A lot of people have ventured into the world of cutting machines with very little understanding of what they are doing. It’s not their fault, the machine companies push the idea that all you have to do is to press a button. It’s simply not true.
I have a much easier time with vinyl than many people I see posting in Facebook groups. I think that’s because I started and worked with paper for many years. While working with paper, it was necessary to develop an understanding of blade depth and pressure (called thickness by Silhouette). By calling pressure “thickness” they confuse a lot of people, because thickness of the material you are cutting actually relates more to blade depth.
Hobby machines all come with click-type adjustable blades (if you have an old Silhouette or Wishblade, it came with colored caps to adjust the blade. With a click blade, the higher the number, the more the blade sticks out. You may have purchased a CB09 blade for the Silhouette. That’s a professional Graphtec blade and to use it you need to understand what the blade is supposed to do.
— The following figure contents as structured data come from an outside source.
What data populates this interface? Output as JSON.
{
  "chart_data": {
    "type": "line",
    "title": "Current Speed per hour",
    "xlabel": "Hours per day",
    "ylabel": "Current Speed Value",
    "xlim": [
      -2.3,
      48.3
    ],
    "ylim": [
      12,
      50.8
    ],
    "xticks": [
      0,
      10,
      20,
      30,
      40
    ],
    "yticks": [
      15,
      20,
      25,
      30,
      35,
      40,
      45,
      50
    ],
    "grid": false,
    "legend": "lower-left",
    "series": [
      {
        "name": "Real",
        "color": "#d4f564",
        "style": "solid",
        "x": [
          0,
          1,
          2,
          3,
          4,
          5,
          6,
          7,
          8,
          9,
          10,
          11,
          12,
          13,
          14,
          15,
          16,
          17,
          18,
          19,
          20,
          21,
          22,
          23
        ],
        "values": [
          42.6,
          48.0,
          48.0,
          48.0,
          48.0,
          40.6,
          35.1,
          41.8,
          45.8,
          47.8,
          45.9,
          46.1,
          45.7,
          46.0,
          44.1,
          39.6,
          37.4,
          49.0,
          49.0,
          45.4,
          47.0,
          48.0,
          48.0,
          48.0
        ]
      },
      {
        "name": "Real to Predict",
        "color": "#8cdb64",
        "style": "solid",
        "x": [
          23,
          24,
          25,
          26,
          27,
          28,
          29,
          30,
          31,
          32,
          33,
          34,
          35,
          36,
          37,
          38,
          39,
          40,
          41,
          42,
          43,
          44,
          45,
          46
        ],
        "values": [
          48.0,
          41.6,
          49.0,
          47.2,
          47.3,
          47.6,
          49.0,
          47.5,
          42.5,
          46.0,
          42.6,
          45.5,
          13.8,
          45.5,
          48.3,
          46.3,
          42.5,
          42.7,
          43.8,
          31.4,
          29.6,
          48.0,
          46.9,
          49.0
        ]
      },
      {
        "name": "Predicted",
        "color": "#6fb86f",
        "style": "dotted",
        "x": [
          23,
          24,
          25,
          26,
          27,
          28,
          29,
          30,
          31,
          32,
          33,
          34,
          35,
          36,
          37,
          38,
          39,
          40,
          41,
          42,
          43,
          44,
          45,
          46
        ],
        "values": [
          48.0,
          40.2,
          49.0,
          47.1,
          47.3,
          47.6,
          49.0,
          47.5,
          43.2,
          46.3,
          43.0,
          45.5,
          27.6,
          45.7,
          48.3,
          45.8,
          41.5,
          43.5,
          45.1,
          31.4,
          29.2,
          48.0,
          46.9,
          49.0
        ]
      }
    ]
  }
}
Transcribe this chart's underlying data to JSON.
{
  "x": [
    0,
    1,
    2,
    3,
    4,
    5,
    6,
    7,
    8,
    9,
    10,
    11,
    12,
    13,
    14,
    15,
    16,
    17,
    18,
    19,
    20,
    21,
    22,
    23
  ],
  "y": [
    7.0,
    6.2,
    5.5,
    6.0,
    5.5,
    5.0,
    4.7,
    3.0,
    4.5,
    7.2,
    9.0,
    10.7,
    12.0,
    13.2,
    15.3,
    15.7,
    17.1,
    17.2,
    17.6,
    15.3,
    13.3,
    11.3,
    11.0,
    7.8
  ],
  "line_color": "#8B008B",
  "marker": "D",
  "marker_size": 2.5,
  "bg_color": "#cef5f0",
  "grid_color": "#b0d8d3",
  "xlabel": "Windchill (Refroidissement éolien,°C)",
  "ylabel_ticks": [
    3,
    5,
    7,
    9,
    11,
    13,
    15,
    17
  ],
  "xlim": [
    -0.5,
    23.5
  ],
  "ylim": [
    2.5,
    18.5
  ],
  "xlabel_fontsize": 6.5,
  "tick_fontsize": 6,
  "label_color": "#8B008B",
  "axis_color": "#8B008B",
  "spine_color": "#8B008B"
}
THE BLADE: Blade adjustment comes first, whether cutting vinyl or paper. The blade should be extending no further than very slightly more than the thickness of your material. Too far and it will cut the mat, not far enough and it won’t cut through. This is a lot less than you might think it is. Any other adjustments should be made with the pressure or the “thickness”. Most people have their blade out too far. It should be sticking out just less than the thickness of a credit card. Other adjustments are made in the pressure setting (thickness on the Silhouette)
Take a minute and watch this video: ADJUSTING THE BLADE FOR VINYL CUTTING
Cutting Paper: Lately, it seems a lot of people are trying to cut paper. Adjusting the blade to cut paper is much trickier. The settings recommended by your machine are for their brand of paper only, and of course, you want to use a variety of papers. Don’t we all? Again, you want the blade only slightly deeper than your paper – you don’t want it cutting way into your mat. Too deep, and you’ll ruin your mat and it may shred your paper. Too shallow, and it won’t cut through. To test your blade setting, try this:
Put your paper on a piece of cardboard. Run your blade across it using a slight amount of pressure. Did it cut through the paper and only slightly mar the cardboard? If so, it’s good. If not, dial up or down. To see what this would look like, check out this page from US Cutter.
PRESSURE, THICKNESS, DOWNWARD FORCE: This is how much force the machine puts on the blade when cutting. I don’t know why Silhouette calls it THICKNESS since that is not a good description. I originally thought it had to do with how thick the material is, but really, it doesn’t. The thickness of the material determines your blade depth. For this reason, I prefer the term PRESSURE.
This setting is how much downward force is applied to the blade as it is cutting. At its highest setting (33) the Silhouette studio has 210 grams of force. To round things off, each number on their thickness settings is about 6 grams of force. Interestingly, Provocraft has refused to release the cutting force of the Cricut, but since it can cut heavier material than the Silhouette, I would assume it is slightly more, maybe 300 grams. Most vinyl manufacturers recommend starting at 40 grams of pressure and adjusting form there. That would be 8 or 9 on the Silhouette Cameo.
Cutting paper is much more difficult than cutting vinyl. There are so many kinds of paper with such different characteristics. Not all settings work for all paper. The thickness and density of the paper are important factors. You should do test cuts for paper and write your settings on a sample and file them away (if only I practiced what I preach). This picture is recollections cardstock at the standard settings. The circle is OK, the square has not quite crisp corners and the triangle is a major handing chad.
I then backed the blade off from 4 to 3 and it was a bit better, but the triangle and square still had to be pushed out and the corners weren’t crisp.